ぜんぜん違うじゃ〜ん!とゴルフ界の誰もが叫んだに違いありません。
暫定措置 最終決定(統括域別) 対象区域 世界中
USGA
R&A
2003年〜2008年アマ COR問わず COR0.830 COR問わず 2003年〜2008年プロ COR0.830 COR0.830 メジャーのみCOR0.830 2008年以降 COR0.830 COR0.830 COR0.830 問題は、USGAでアマチュアのプレイにも0.830ルールを適用させることにした点です。アメリカでは誰がなんと言おうと、プロアマ問わずCORの上限は0.830。暫定措置発表でアマチュアは0.860にしようかなぁとグラついたけどそれはや〜めた。
R&Aとしては、向こう5年はプロもアマも原則として規制を設けないのだけれど、アメリカツアープロが参加するような大きなトーナメントでは、アメリカさんにあわせて0.830ルールを適用させることにします。

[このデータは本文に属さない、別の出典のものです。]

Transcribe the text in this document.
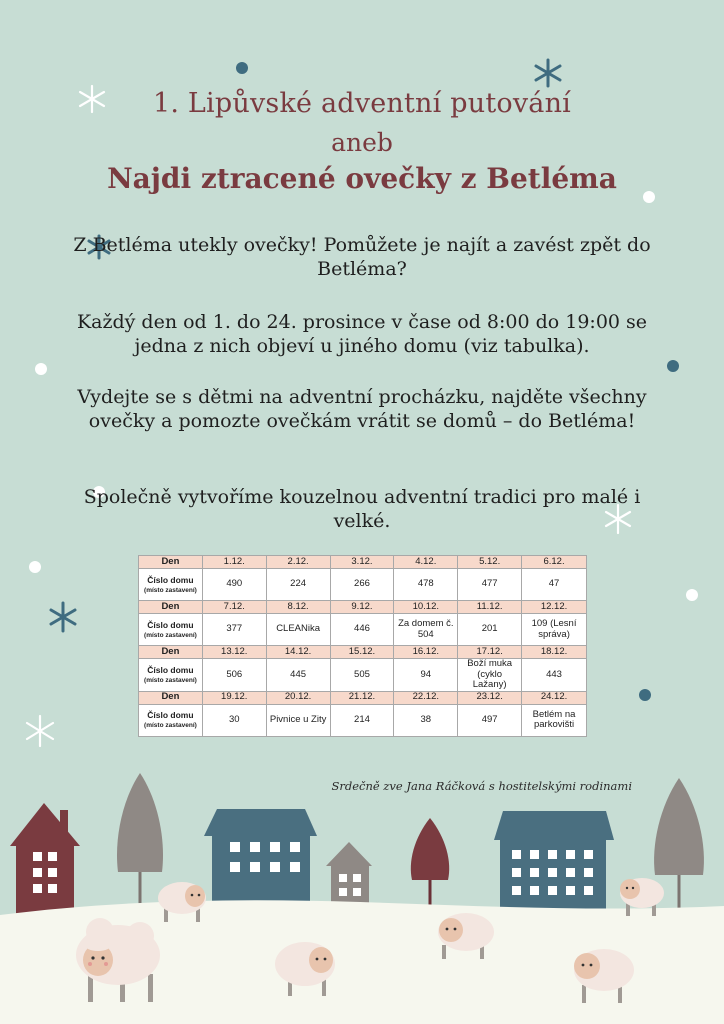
1. Lipůvské adventní putování
aneb
Najdi ztracené ovečky z Betléma
Z Betléma utekly ovečky! Pomůžete je najít a zavést zpět do Betléma?
Každý den od 1. do 24. prosince v čase od 8:00 do 19:00 se jedna z nich objeví u jiného domu (viz tabulka).
Vydejte se s dětmi na adventní procházku, najděte všechny ovečky a pomozte ovečkám vrátit se domů – do Betléma!
Společně vytvoříme kouzelnou adventní tradici pro malé i velké.
Den	1.12.	2.12.	3.12.	4.12.	5.12.	6.12.
Číslo domu
(místo zastavení)	490	224	266	478	477	47
Den	7.12.	8.12.	9.12.	10.12.	11.12.	12.12.
Číslo domu
(místo zastavení)	377	CLEANika	446	Za domem č. 504	201	109 (Lesní správa)
Den	13.12.	14.12.	15.12.	16.12.	17.12.	18.12.
Číslo domu
(místo zastavení)	506	445	505	94	Boží muka (cyklo Lažany)	443
Den	19.12.	20.12.	21.12.	22.12.	23.12.	24.12.
Číslo domu
(místo zastavení)	30	Pivnice u Zity	214	38	497	Betlém na parkovišti
Srdečně zve Jana Ráčková s hostitelskými rodinami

あっそ。USGAのハンディを取得するのに、ERCIIを使ってはいけないのね。あ〜ぁ、やばいじゃん。
ところで、こんなにメクジラ立てて大騒ぎする反発係数、0.830と0.860では飛距離にどのくらい差が出るのでしょうか。キャラウェイ社のCEO、ロン・ドレイピュウ氏によれば反発係数が0.01違えば約3ヤードの差が出るとのことです。そうなると0.830と0.860で約9ヤードの差です。クラブ1番手違って来ますから。デカイです。
各メーカーの動きが見えてきました。
Callawayが新製品Great Big Bertaha IIの販売を開始。これにはルール適合バージョンと非適合バージョンがあります。
TalorMade社は5月の暫定発表の直後、高反発(=非適合)R500シリーズの販売を開始しましたが、8月の最終決定にともない生産を停止。ルール適合Rシリーズをあらためて発表しました。Titleistにはルール非適合クラブ発表の動きは見られません。
というわけで一件落着のスプリング効果対決。しかし、現在の計測方法や機械では、両者に値の差が生じるそうです。これからの5年間にさらなるバトルが予想されます。